Doctoral fellow – VIB-UGent Center for Medical Biotechnology
Principal Investigator: prof. Frank Peelman (PhD)
Tumor sequencing has led to a massive increase in data on somatic mutations. However, it also led to a significant amount of “variants of unknown significance”, for which little is known about their role in tumorigenesis.
Protein-protein interactions (PPIs) often determine how proteins exert their functions and play a key role in disease. Cancer drivers have a large number of protein interaction partners and their missense mutations tend to be enriched in PPI interfaces. Studying the effect of missense mutations in cancer drivers on their PPI and identifying the PPI interfaces can provide mechanistic insights into mutation-specific perturbations and their link to disease characteristics.

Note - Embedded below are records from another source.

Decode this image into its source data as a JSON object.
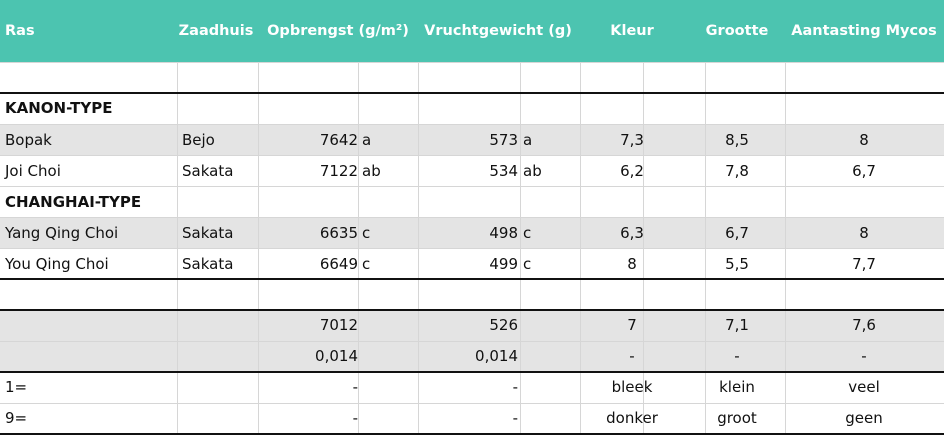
{
  "header": {
    "columns": [
      "Ras",
      "Zaadhuis",
      "Opbrengst (g/m²)",
      "Vruchtgewicht (g)",
      "Kleur",
      "Grootte",
      "Aantasting Mycos"
    ]
  },
  "table": {
    "rows": [
      [
        "KANON-TYPE",
        null,
        null,
        null,
        null,
        null,
        null,
        null,
        null
      ],
      [
        "Bopak",
        "Bejo",
        "7642",
        "a",
        "573",
        "a",
        "7,3",
        "8,5",
        "8"
      ],
      [
        "Joi Choi",
        "Sakata",
        "7122",
        "ab",
        "534",
        "ab",
        "6,2",
        "7,8",
        "6,7"
      ],
      [
        "CHANGHAI-TYPE",
        null,
        null,
        null,
        null,
        null,
        null,
        null,
        null
      ],
      [
        "Yang Qing Choi",
        "Sakata",
        "6635",
        "c",
        "498",
        "c",
        "6,3",
        "6,7",
        "8"
      ],
      [
        "You Qing Choi",
        "Sakata",
        "6649",
        "c",
        "499",
        "c",
        "8",
        "5,5",
        "7,7"
      ],
      [
        null,
        null,
        "7012",
        null,
        "526",
        null,
        "7",
        "7,1",
        "7,6"
      ],
      [
        null,
        null,
        "0,014",
        null,
        "0,014",
        null,
        "-",
        "-",
        "-"
      ],
      [
        "1=",
        null,
        "-",
        null,
        "-",
        null,
        "bleek",
        "klein",
        "veel"
      ],
      [
        "9=",
        null,
        "-",
        null,
        "-",
        null,
        "donker",
        "groot",
        "geen"
      ]
    ]
  }
}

Deep mutational scanning (DMS) allows the high-throughput screening of all possible single amino acid substitutions in a protein of interest for a particular functional property. In this project, a new DMS method is being developed that combines random mutagenesis, MAPPIT, FACS and Illumina sequencing to delineate the different interaction interfaces of the cancer driver p53 with a large number of its protein interaction partners. Linking cancer-related phenotypes to the disruption of particular PPIs provides mechanistic insights into the consequences of specific mutations. In addition, the clinical outcome of variants of unknown significance may be inferred from variants of known significance within the same PPI interface. This could expand the use of genetic variants in diagnosis, prognosis and personalized medicine and thus increase the strength of genome sequencing in the clinic.
Stefanie Maes graduated in 2016 as a Master of Science in Biochemistry and Biotechnology.